Ah sudahlah! Aku tantang dia! Dulu dia begitu penakut. Wanda tidak yakin sekarang keberanian Jaka melompati langit. Hmm, aku ingin lihat seperti apa. Toh Wanda juga menyadari dirinya hanya tiga perempat manusia. Sisanya? Sama dengan Jaka.
---
Dan Wanda pun diliputi kekecewaan teramat dahsyat. Sampai menjelang Hari H pernikahannya, Jaka tidak pernah berkabar apa-apa. Mengirim pesan tidak. Mengirim puisi juga tidak. Dasar lelaki ayam! Sekali ayam tetaplah ayam! Wanda mengumpat habis-habisan. Wanda memutuskan untuk pasrah. Sekali lagi mereka kalah.
Pagi itu Wanda sudah didandani secantik bidadari. Di panggung tempat akad nikah, telah menunggu Sandy dan orangtuanya. Upacara tak lama lagi akan dilaksanakan. Wanda menitikkan airmata yang melompati pipinya begitu saja. Ini airmata terakhirku untukmu Jaka. Bisik Wanda haru tapi juga geram. Bukan alang kepalang. Brengsek! Ratusan kata buruk itu terlahir dari mulutnya hanya dalam tempo 2 minggu.
Di atas panggung, Wanda duduk berdampingan dengan Sandy diapit oleh ayah masing-masing. Sandy yang sedari tadi menyaksikan Wanda masuk dengan muka sembab, sama sekali tak terperanjat. Sandy telah mendengar cerita lengkap dari Vira kemarin siang. Vira sengaja mendatangi Sandy dan menceritakan semuanya karena tidak ingin pernikahan sahabatnya itu berantakan gara-gara curiga pada akhirnya.

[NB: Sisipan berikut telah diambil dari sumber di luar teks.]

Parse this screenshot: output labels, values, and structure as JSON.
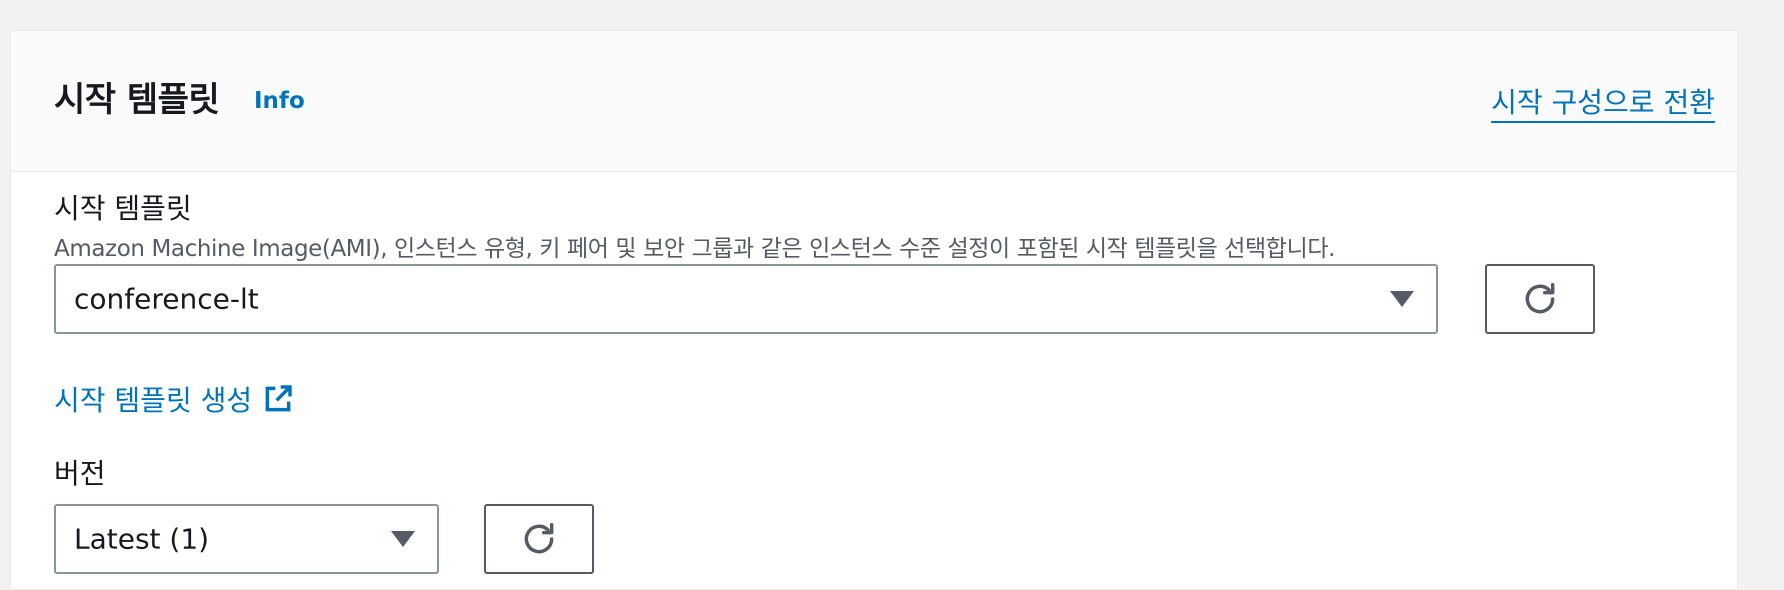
{
  "panel": {
    "title": "시작 템플릿",
    "info_label": "Info",
    "switch_link": "시작 구성으로 전환"
  },
  "launch_template": {
    "label": "시작 템플릿",
    "description": "Amazon Machine Image(AMI), 인스턴스 유형, 키 페어 및 보안 그룹과 같은 인스턴스 수준 설정이 포함된 시작 템플릿을 선택합니다.",
    "selected": "conference-lt",
    "create_link": "시작 템플릿 생성"
  },
  "version": {
    "label": "버전",
    "selected": "Latest (1)"
  },
  "colors": {
    "link": "#0073bb",
    "text": "#16191f",
    "secondary_text": "#545b64",
    "border": "#879596"
  },
  "icons": {
    "dropdown": "caret-down-icon",
    "refresh": "refresh-icon",
    "external": "external-link-icon"
  }
}
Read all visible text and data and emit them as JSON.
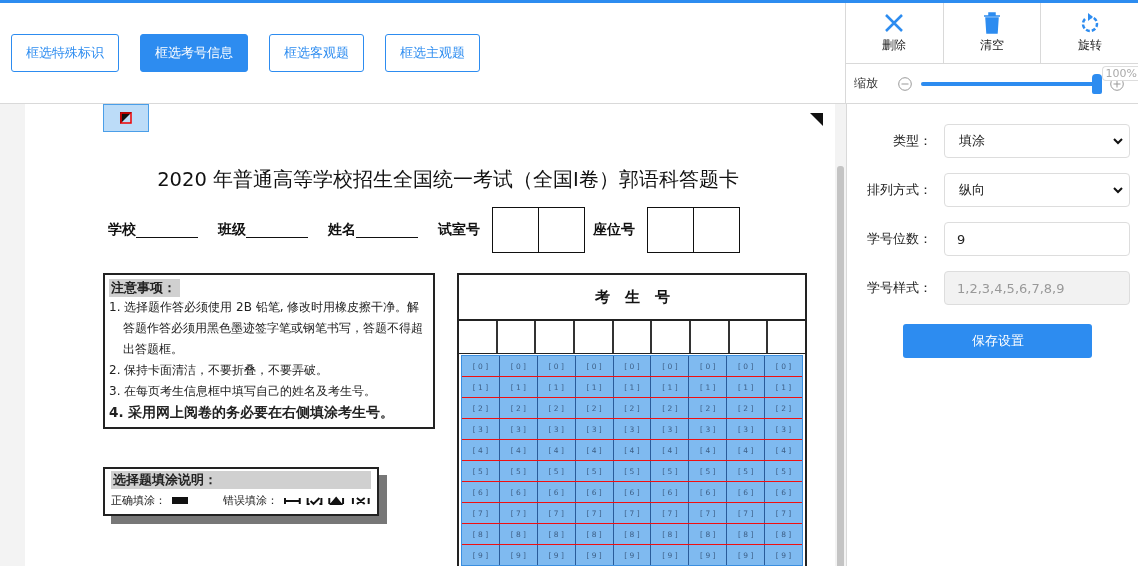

Sandy bisa mengerti kenapa Wanda tidak memperlihatkan kegembiraan saat prosesi akan dilangsungkan. Dia paham. Cinta memang aneh dan gila. Dia sendiri memang tergila-gila kepada Wanda. Tapi bukan begini caranya meraih cinta. Ini namanya kawin paksa!

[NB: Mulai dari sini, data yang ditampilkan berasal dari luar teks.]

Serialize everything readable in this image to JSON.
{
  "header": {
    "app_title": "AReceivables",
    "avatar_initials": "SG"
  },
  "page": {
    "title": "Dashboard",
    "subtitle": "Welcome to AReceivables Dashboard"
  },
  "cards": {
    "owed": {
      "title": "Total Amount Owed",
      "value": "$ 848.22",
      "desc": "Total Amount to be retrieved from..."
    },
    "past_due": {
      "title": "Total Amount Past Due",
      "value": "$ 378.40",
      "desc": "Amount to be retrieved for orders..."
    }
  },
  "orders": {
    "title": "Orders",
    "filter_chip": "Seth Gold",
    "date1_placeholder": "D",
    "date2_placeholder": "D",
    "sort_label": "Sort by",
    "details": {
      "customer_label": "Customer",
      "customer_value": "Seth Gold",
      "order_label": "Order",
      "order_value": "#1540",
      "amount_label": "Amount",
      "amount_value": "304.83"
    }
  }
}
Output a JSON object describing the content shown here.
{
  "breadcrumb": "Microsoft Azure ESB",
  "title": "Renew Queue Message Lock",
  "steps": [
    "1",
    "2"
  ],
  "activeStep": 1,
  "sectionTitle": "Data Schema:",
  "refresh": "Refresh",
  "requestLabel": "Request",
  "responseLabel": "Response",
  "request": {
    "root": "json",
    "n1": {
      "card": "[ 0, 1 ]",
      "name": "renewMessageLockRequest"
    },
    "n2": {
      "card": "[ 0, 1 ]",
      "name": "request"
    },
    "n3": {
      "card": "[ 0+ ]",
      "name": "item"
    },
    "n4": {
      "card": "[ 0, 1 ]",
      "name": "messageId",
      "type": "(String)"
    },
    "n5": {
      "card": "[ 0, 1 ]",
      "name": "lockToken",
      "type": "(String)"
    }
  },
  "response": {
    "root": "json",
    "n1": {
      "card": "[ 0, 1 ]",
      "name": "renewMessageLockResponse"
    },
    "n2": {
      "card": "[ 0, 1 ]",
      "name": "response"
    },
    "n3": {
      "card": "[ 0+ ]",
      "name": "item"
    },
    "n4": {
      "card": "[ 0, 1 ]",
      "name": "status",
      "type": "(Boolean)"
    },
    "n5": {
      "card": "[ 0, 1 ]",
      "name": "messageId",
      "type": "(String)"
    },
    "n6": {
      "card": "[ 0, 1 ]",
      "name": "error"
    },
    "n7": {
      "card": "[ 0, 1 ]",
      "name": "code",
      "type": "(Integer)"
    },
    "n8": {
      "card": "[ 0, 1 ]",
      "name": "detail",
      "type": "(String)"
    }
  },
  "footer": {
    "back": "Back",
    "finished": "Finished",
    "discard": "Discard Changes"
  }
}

Tapi mau bagaimana lagi? Tidak mungkin dia mengusulkan pembatalan, sementara dari pihak Wanda tidak meminta. Bisa-bisa dia dianggap mempermalukan 2 keluarga. Tapi muka itu? Wajah cantik yang sendu itu? Sandy sama sekali tidak tega. Ingin rasanya dia berteman dengan jin. Menghilang tak kentara tanpa diketahui siapa-siapa. Cinta memang gila!
"Wahai saudara Sandy bin Gofur, saya nikahkan dan kawinkan Wanda, puteri saya, binti Ahmad Darma kepadamu dengan mas kawin seperangkat alat sholat dibayar tunai."
Suara ayah Wanda seperti sambaran petir di telinga Sandy. Gawat! Sandy melirik Wanda yang tatapannya terlihat begitu kosong. Sandy mendadak sangat trenyuh. Duuhh.
Sandy tergagap-gagap saat mata semua orang menatap ke arahnya. Menunggu.
"Sa...saya...ter..terima..."
"Saya terima nikahnya Wanda binti Ahmad Darma dengan mas kawin yang saya bawa berupa cinta dan airmata berikut setumpuk buku tulisan saya tentang cinta saya kepada dia sekian lama!"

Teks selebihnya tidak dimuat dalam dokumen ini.